Medizin: Ein Wettlauf gegen die Zeit

Wer auf ein Spenderorgan wartet, führt ein Leben im Kampf mit dem Tod. In der Uni fand ein Aktionstag zu Transplantationen statt.

Düsseldorf. Jeden Tag sterben in Deutschland drei Menschen, während sie auf ein Spenderorgan warten. Zu warten sei, als wenn die verbleibende Lebenszeit durch eine Sanduhr rinnt, erinnert sich Hans Schmolke.

Nur noch wenige Sandkörner waren in der oberen Hälfte seiner Uhr übrig, als Schmolke das lang ersehnte Spenderherz erhielt. Das war im Januar 2001. Seitdem lebt er wieder sein Leben, das er mit dem Herzen eines fremden Menschen zurückbekommt.

"In dem Jahr, als ich auf das Herz gewartet habe, habe ich nicht gelebt, sondern nur existiert", sagt der 66-Jährige. Existenzielle Ängste plagen Patienten, deren ganze Hoffnung sich auf das Organ eines toten Menschen beziehen.

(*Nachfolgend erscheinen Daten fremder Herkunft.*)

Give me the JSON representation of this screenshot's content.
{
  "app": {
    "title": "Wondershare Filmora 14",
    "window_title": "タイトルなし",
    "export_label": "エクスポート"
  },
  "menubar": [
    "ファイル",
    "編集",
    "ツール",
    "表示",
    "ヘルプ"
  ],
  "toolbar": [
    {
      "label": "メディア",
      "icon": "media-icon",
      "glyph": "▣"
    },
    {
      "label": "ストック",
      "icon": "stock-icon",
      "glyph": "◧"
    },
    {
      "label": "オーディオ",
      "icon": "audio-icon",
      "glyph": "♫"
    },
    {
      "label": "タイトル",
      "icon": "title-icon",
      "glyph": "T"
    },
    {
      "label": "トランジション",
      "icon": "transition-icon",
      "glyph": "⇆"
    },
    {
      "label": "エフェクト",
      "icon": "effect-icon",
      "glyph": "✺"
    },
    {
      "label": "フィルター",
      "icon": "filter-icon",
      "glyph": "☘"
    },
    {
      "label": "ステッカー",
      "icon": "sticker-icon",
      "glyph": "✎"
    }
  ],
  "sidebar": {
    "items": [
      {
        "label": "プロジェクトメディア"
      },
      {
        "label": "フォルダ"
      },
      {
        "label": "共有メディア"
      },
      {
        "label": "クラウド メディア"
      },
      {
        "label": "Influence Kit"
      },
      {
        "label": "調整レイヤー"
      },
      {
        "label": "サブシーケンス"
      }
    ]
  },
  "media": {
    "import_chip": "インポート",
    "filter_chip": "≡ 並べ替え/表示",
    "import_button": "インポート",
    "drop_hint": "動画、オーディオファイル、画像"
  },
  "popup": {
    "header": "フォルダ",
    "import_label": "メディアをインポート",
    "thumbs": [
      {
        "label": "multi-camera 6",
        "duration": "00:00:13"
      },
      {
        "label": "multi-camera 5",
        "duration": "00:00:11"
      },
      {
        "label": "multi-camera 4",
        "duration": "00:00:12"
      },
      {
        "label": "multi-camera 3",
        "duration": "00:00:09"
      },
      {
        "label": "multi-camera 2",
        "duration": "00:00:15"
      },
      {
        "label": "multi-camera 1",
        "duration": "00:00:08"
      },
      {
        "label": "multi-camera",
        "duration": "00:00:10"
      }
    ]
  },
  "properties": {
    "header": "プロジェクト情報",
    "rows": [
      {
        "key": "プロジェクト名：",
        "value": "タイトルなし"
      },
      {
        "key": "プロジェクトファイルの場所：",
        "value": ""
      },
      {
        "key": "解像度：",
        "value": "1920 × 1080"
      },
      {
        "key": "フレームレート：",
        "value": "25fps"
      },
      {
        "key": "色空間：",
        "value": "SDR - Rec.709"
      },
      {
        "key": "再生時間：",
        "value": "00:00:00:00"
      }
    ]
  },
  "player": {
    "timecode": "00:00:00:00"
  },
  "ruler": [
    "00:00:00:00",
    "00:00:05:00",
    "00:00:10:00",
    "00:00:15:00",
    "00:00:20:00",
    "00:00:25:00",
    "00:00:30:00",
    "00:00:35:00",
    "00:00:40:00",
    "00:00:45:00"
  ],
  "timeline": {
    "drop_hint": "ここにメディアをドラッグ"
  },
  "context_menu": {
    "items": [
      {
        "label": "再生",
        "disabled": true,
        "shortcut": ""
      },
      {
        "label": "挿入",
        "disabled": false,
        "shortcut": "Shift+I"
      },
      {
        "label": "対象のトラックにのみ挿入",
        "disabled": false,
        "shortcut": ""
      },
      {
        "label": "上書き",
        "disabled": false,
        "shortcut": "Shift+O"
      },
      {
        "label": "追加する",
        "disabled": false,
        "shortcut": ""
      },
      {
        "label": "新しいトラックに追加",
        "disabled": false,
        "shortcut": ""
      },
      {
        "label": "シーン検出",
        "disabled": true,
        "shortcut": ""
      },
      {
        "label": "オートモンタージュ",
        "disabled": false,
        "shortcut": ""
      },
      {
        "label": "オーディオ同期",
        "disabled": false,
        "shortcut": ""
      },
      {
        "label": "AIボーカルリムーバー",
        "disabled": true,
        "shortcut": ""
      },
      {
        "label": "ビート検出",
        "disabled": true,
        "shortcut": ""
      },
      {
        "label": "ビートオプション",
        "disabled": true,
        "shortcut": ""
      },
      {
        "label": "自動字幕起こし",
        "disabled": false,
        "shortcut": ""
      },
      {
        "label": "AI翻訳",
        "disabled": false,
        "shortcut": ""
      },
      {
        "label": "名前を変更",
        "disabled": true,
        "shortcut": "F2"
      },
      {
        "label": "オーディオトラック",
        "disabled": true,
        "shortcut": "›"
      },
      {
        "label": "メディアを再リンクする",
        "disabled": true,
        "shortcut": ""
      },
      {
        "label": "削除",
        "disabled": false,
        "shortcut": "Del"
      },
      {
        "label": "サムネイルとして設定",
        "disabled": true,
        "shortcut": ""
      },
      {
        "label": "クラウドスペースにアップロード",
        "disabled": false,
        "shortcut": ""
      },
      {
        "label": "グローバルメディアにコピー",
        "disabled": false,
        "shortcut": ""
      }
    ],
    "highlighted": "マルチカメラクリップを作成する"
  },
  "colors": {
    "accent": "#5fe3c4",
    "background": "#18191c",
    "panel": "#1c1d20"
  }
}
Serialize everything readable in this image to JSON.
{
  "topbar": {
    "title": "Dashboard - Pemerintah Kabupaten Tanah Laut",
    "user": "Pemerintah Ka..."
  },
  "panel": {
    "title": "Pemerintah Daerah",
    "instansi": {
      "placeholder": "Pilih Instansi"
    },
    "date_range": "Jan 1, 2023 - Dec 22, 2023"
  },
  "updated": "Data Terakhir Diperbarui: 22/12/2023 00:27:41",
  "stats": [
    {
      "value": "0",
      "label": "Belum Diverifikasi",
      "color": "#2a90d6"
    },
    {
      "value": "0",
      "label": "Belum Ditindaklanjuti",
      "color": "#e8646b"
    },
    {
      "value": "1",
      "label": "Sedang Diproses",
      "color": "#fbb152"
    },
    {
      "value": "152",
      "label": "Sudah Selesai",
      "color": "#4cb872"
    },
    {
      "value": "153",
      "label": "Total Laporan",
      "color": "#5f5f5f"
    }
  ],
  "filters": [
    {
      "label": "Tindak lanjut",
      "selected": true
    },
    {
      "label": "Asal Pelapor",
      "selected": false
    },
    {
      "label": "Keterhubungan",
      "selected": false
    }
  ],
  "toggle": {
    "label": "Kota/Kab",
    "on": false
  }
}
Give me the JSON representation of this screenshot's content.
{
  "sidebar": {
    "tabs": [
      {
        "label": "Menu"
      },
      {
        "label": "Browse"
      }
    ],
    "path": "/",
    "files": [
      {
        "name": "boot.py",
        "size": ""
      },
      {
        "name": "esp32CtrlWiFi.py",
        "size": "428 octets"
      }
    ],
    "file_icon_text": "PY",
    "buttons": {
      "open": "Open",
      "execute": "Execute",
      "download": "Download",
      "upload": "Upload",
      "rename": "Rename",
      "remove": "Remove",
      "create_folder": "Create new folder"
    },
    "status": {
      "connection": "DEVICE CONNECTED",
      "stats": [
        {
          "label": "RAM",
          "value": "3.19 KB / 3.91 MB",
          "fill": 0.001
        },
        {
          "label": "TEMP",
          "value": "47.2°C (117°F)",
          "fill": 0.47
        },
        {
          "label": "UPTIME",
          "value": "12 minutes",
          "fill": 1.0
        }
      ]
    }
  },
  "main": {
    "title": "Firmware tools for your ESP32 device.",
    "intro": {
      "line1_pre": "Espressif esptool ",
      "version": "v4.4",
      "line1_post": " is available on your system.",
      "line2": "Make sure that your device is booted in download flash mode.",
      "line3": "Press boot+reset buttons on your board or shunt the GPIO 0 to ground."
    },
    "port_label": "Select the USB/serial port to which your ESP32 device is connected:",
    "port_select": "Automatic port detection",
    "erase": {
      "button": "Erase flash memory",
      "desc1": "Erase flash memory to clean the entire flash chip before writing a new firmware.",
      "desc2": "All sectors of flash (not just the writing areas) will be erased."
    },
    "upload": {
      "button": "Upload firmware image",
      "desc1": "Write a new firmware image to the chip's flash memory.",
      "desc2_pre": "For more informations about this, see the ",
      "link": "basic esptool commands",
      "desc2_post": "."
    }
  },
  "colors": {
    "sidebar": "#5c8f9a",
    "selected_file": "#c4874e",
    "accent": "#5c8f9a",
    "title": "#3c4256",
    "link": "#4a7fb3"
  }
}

Schmolke lebte vor der Transplantation 360 Tage lang mit einem künstlichen Herzen (VAD). Die Maschine, die an seinen Körper "angeschlossen" war, pumpte an Stelle des kaputten Herzens das Blut für maximal ein Jahr durch seine Venen und Arterien. Nach diesem Jahr stand entweder der Tod oder die Transplantation eines neuen Herzens. Er hatte Glück.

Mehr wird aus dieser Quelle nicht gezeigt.